An Unusual Anti-Suicide Partnership Targeting Gun Shops Is Ramping Up

Photo: John Moore/Getty Images

You probably wouldn’t expect a delegation from the American Foundation for Suicide Prevention to show up to the largest annual trade event for firearms sellers. And yet that’s what happened at the 2017 SHOT Show, which was held last week in Las Vegas. As Maura Ewing writes in the Trace, the delegation, perhaps a bit out-of-place-seeming “among the rows of retailers hawking the latest models of firearms and tactical gear … had come to promote a unique partnership with the show’s organizers on a nationwide suicide prevention program with the ambitious goal of stopping nearly 10,000 deaths in the next decade.”

Joining the group in that partnership is the National Shooting Sports Foundation, which puts on SHOT. It might seem like an unlikely alliance until you realize just how big a part of the gun-deaths equation deaths by suicide are. “More than half of all suicides in the United States are carried out with a firearm, and gun suicides make up the majority of fatal shootings,” writes Ewing. “In 2015, nearly two-thirds of all gun-related deaths in the country were by the shooter’s own hand, according to an analysis by the Centers for Disease Control and Prevention.”

The NSSF and AFSP, whose collaboration was highlighted in a recent JAMA article, are focusing on people who are in the midst of mental-health crises. As a bunch of research has shown, suicide is a more impulsive act than many people realize — there are plenty of cases in which it really can be life-saving to temporarily cut someone off from access to a deadly tool like a gun. This initiative is “intended to educate gun shop owners and shooting range operators on the risk factors and warning signs of suicide, and to provide guidance for family members who wish to restrict access to firearms from a loved one in crisis.” Part of the hope is that word will then filter down from these trusted voices to gun owners themselves, making the entire gun-owning community safer and better informed.

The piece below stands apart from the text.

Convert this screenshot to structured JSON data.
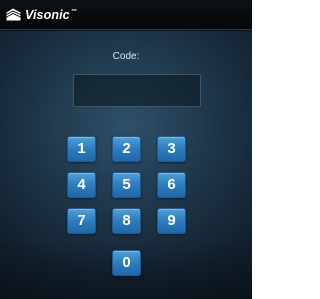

The phrase “harm reduction” doesn’t come up in Ewing’s piece, but that’s exactly what this is: a measure designed to accept that we live in a flawed world that isn’t going to change anytime soon, and to improve public health to the extent possible given the constraints imposed by reality. “This initiative is starting with the reality that guns are in one-third of American homes so, given that, what can they do to keep someone safe?” Christine Moutier, chief medical officer for the American Foundation for Suicide Prevention, told Ewing. “We’re simply saying have that caring conversation that should include offering to help them secure their firearms temporarily if they’re having this crisis.” In other words: The best way to reduce gun suicides would be to have fewer guns floating around, but since that isn’t going to happen anytime soon (maybe ever, in this country), what else can be done to help keep people safe?

The program appears to make deft use of the power of social norms. Gun owners tend to be afraid of the idea of the government taking their weapons, so the collaboration is specifically structured to assuage these fears. For example, “A brochure [for the program] stresses that restricting a person’s access to firearms while he or she is at risk for self-harm is a temporary measure, and put[s] an emphasis on storing weapons securely.” This is a way of communicating to gun owners the message that People like you should care about this — there isn’t an ulterior motive here. The fact that half of the collaboration is a respected gun-owners’ group certainly helps matters.

It sounds like this collaboration is too early along for anyone to have good data on its outcomes, and this will likely be a tough thing to rigorously evaluate anyway. But the initiative comes across as very well-informed about which messages people listen to and which they ignore — which could, in this case, save a bunch of lives.